Its ChatGPT-like service, SenseChat, was also unveiled at the April event. It is able to understand complex prompts, or questions, and respond with seemingly believable answers.

Huawei Technologies Co

Telecoms equipment giant Huawei has also joined the ChatGPT fray with the early April launch of Pangu, named after a mythological figure who was believed by the Chinese people to have created the sky and the earth.

However, Pangu received an online backlash, with many netizens pointing to the lack of either a live or recorded demo when the product was announced.

The company expects to use its Pangu model across several industries including pharmaceuticals, gaming, meteorology and water utilities.

Qihoo 360

Chinese cybersecurity firm Qihoo 360, which has had a relatively low public profile in recent years, hit the headlines recently after the company’s founder and CEO Zhou Hongyi talked up the ChatGPT frenzy.

Qihoo 360’s founder shrugs off calls for pause in AI research

His company launched its 360 Smart Brain earlier this month, which has been made available for beta testing by corporate clients.

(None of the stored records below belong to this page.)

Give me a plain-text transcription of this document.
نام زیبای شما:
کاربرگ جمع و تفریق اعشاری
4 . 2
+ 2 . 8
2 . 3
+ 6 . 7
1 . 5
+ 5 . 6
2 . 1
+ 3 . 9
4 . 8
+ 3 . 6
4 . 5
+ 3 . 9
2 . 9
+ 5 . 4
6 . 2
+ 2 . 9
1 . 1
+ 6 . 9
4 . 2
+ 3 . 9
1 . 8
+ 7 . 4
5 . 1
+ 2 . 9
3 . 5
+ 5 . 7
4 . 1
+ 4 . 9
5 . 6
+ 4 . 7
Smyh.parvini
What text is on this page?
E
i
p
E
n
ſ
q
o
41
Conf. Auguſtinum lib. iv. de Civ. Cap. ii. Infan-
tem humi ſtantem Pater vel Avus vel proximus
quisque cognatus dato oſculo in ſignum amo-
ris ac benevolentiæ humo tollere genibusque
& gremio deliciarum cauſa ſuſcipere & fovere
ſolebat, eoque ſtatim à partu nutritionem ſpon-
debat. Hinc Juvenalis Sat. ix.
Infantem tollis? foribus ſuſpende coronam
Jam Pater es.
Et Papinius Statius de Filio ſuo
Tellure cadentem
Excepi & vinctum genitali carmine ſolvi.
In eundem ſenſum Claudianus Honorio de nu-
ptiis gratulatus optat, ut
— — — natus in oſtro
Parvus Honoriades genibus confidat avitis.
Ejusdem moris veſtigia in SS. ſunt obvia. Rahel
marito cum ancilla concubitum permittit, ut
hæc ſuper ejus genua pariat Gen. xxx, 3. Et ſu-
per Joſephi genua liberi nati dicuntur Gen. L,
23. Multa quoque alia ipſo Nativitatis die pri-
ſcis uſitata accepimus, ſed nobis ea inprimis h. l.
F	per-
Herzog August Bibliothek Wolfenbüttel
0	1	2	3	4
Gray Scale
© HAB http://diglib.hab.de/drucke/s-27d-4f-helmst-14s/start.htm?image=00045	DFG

In a live demo of the Smart Brain, Zhou had to tweak questions multiple times on some topics to get the expected answer, indicating it is currently behind ChatGPT and Baidu’s Ernie Bot when it comes to one-shot accurate responses. “It feels like a kid”, said Zhou at the launch event.

Tencent Holdings

The Shenzhen-based internet and gaming giant has been relatively quiet on its current thinking around ChatGPT. In its latest earnings call, president Martin Lau said that “Tencent wanted to do it [generative AI] right rather than do it in a rush.”

However, there have been local media reports that Tencent has built a team to make HunyuanAide, a ChatGPT-like service based on its Hunyuan LLM. Similar to Alibaba, the reports say Tencent is looking to bake the service into several areas including WeChat, gaming, advertising and short video.

Chinese Academy of Sciences

The Institute of Automation at the Chinese Academy of Sciences was among the first Chinese academic facilities to launch an LLM. Back in 2021, way before ChatGPT set the global tech community on fire, the facility announced a multi-modal LLM called Zhidong Taichu. The facility hailed this LLM as the world’s first pre-trained model able to understand visual, audio and text prompts.